4. Results are needed in a hurry and calculations must be done by hand.
1.6 Advantages of nonparametric statistics
The following are some of the advantages of the available nonparametric statistical procedures.
1. Make fewer assumptions.
Nonparametric Statistical Procedures are procedures that generally do not need rigid parametric assumptions with regards to the populations from which the data are taken.
2. Wider scope.
Since there are fewer assumptions that are made about the sample being studied, nonparametric statistics are usually wider in scope as compared to parametric statistics that actually assume a distribution.
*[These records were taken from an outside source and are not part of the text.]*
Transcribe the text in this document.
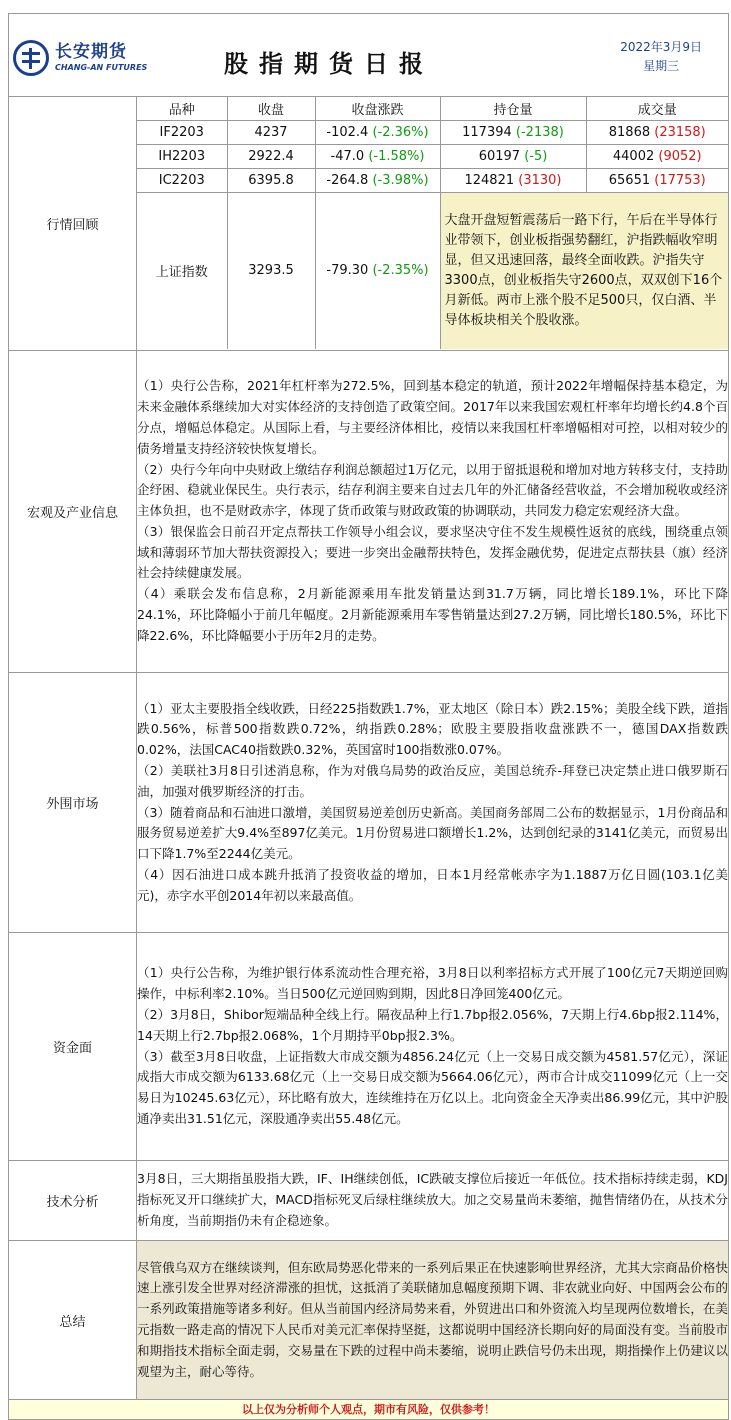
长安期货
CHANG-AN FUTURES	股指期货日报
2022年3月9日
星期三
行情回顾	
品种	收盘	收盘涨跌	持仓量	成交量
IF2203	4237	-102.4 (-2.36%)	117394 (-2138)	81868 (23158)
IH2203	2922.4	-47.0 (-1.58%)	60197 (-5)	44002 (9052)
IC2203	6395.8	-264.8 (-3.98%)	124821 (3130)	65651 (17753)
上证指数	3293.5	-79.30 (-2.35%)	大盘开盘短暂震荡后一路下行，午后在半导体行业带领下，创业板指强势翻红，沪指跌幅收窄明显，但又迅速回落，最终全面收跌。沪指失守3300点，创业板指失守2600点，双双创下16个月新低。两市上涨个股不足500只，仅白酒、半导体板块相关个股收涨。

宏观及产业信息	

（1）央行公告称，2021年杠杆率为272.5%，回到基本稳定的轨道，预计2022年增幅保持基本稳定，为未来金融体系继续加大对实体经济的支持创造了政策空间。2017年以来我国宏观杠杆率年均增长约4.8个百分点，增幅总体稳定。从国际上看，与主要经济体相比，疫情以来我国杠杆率增幅相对可控，以相对较少的债务增量支持经济较快恢复增长。

（2）央行今年向中央财政上缴结存利润总额超过1万亿元，以用于留抵退税和增加对地方转移支付，支持助企纾困、稳就业保民生。央行表示，结存利润主要来自过去几年的外汇储备经营收益，不会增加税收或经济主体负担，也不是财政赤字，体现了货币政策与财政政策的协调联动，共同发力稳定宏观经济大盘。

（3）银保监会日前召开定点帮扶工作领导小组会议，要求坚决守住不发生规模性返贫的底线，围绕重点领域和薄弱环节加大帮扶资源投入；要进一步突出金融帮扶特色，发挥金融优势，促进定点帮扶县（旗）经济社会持续健康发展。

（4）乘联会发布信息称，2月新能源乘用车批发销量达到31.7万辆，同比增长189.1%，环比下降24.1%，环比降幅小于前几年幅度。2月新能源乘用车零售销量达到27.2万辆，同比增长180.5%，环比下降22.6%，环比降幅要小于历年2月的走势。

外围市场	

（1）亚太主要股指全线收跌，日经225指数跌1.7%，亚太地区（除日本）跌2.15%；美股全线下跌，道指跌0.56%，标普500指数跌0.72%，纳指跌0.28%；欧股主要股指收盘涨跌不一，德国DAX指数跌0.02%，法国CAC40指数跌0.32%，英国富时100指数涨0.07%。

（2）美联社3月8日引述消息称，作为对俄乌局势的政治反应，美国总统乔-拜登已决定禁止进口俄罗斯石油，加强对俄罗斯经济的打击。

（3）随着商品和石油进口激增，美国贸易逆差创历史新高。美国商务部周二公布的数据显示，1月份商品和服务贸易逆差扩大9.4%至897亿美元。1月份贸易进口额增长1.2%，达到创纪录的3141亿美元，而贸易出口下降1.7%至2244亿美元。

（4）因石油进口成本跳升抵消了投资收益的增加，日本1月经常帐赤字为1.1887万亿日圆(103.1亿美元)，赤字水平创2014年初以来最高值。

资金面	

（1）央行公告称，为维护银行体系流动性合理充裕，3月8日以利率招标方式开展了100亿元7天期逆回购操作，中标利率2.10%。当日500亿元逆回购到期，因此8日净回笼400亿元。

（2）3月8日，Shibor短端品种全线上行。隔夜品种上行1.7bp报2.056%，7天期上行4.6bp报2.114%，14天期上行2.7bp报2.068%，1个月期持平0bp报2.3%。

（3）截至3月8日收盘，上证指数大市成交额为4856.24亿元（上一交易日成交额为4581.57亿元），深证成指大市成交额为6133.68亿元（上一交易日成交额为5664.06亿元），两市合计成交11099亿元（上一交易日为10245.63亿元），环比略有放大，连续维持在万亿以上。北向资金全天净卖出86.99亿元，其中沪股通净卖出31.51亿元，深股通净卖出55.48亿元。

技术分析	

3月8日，三大期指虽股指大跌，IF、IH继续创低，IC跌破支撑位后接近一年低位。技术指标持续走弱，KDJ指标死叉开口继续扩大，MACD指标死叉后绿柱继续放大。加之交易量尚未萎缩，抛售情绪仍在，从技术分析角度，当前期指仍未有企稳迹象。

总结	

尽管俄乌双方在继续谈判，但东欧局势恶化带来的一系列后果正在快速影响世界经济，尤其大宗商品价格快速上涨引发全世界对经济滞涨的担忧，这抵消了美联储加息幅度预期下调、非农就业向好、中国两会公布的一系列政策措施等诸多利好。但从当前国内经济局势来看，外贸进出口和外资流入均呈现两位数增长，在美元指数一路走高的情况下人民币对美元汇率保持坚挺，这都说明中国经济长期向好的局面没有变。当前股市和期指技术指标全面走弱，交易量在下跌的过程中尚未萎缩，说明止跌信号仍未出现，期指操作上仍建议以观望为主，耐心等待。

以上仅为分析师个人观点，期市有风险，仅供参考！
3. Need not involve population parameters.
Parametric tests involve specific probability distributions (e.g., the normal distribution) and the tests involve estimation of the key parameters of that distribution (e.g., the mean or difference in means) from the sample data. However, nonparametric tests need not involve population parameters.
4. The chance of their being improperly used is small.
Since most nonparametric procedures depend on a minimum set of assumptions, the chance of their being improperly used is small.
5. Applicable even when data is measured on a weak measurement scale.
For interval or ratio data, you may use a parametric test depending on the shape of the distribution. Non-parametric test can be performed even when you are working with data that is nominal or ordinal.
6. Easy to understand.
Researchers with minimum preparation in Mathematics and Statistics usually find nonparametric procedures easy to understand.
7. Computations can quickly and easily be performed.
Nonparametric tests usually can be performed quickly and easily without automated instruments (calculators and computers). They are designed for small numbers of data, including counts, classifications and ratings.
1.7 Disadvantages of nonparametric tests
Nonparametric procedures are not without disadvantages. The following are some of the more important disadvantages
May Waste Information.
The researcher may waste information when parametric procedures are more appropriate to use. If the assumptions of the parametric methods can be met, it is generally more efficient to use them.
Difficult to compute by hand for large samples.
For large sample sizes, data manipulations tend to become more laborious, unless computer software is available.
Tables not widely available.
Often special tables of critical values are needed for the test statistic, and these values cannot always be generated by computer software. On the other hand, the critical values for the parametric tests are readily available and generally easy to incorporate in computer programs
References
Armitage, P. (1971). Statistical Methods in Medical Research, Oxford and Edinburgh: Blackwell Scientific Publications. Colton, T. (1974). Statistics in Medicine, Boston: Little Brown.
Dunn, Olive J., (1964). Basic Statistics: A Primer for the Biomedical Sciences, New York: Wiley.
Kendall, M. G. and Sundrum (1953). Distribution-Free Methods and Order Properties. Rev. Int. Statist. Inst. 21, 124 – 134.
Savage, I. R. (1962). Bibliography on Nonparametric Statistics. Harvard University Press.
Remington, R. D. and Schork, M. A. (1970). Statistics with Applications to the Biological and Health Sciences, Englewood Cliffs, N.J.: Prentice-Hall.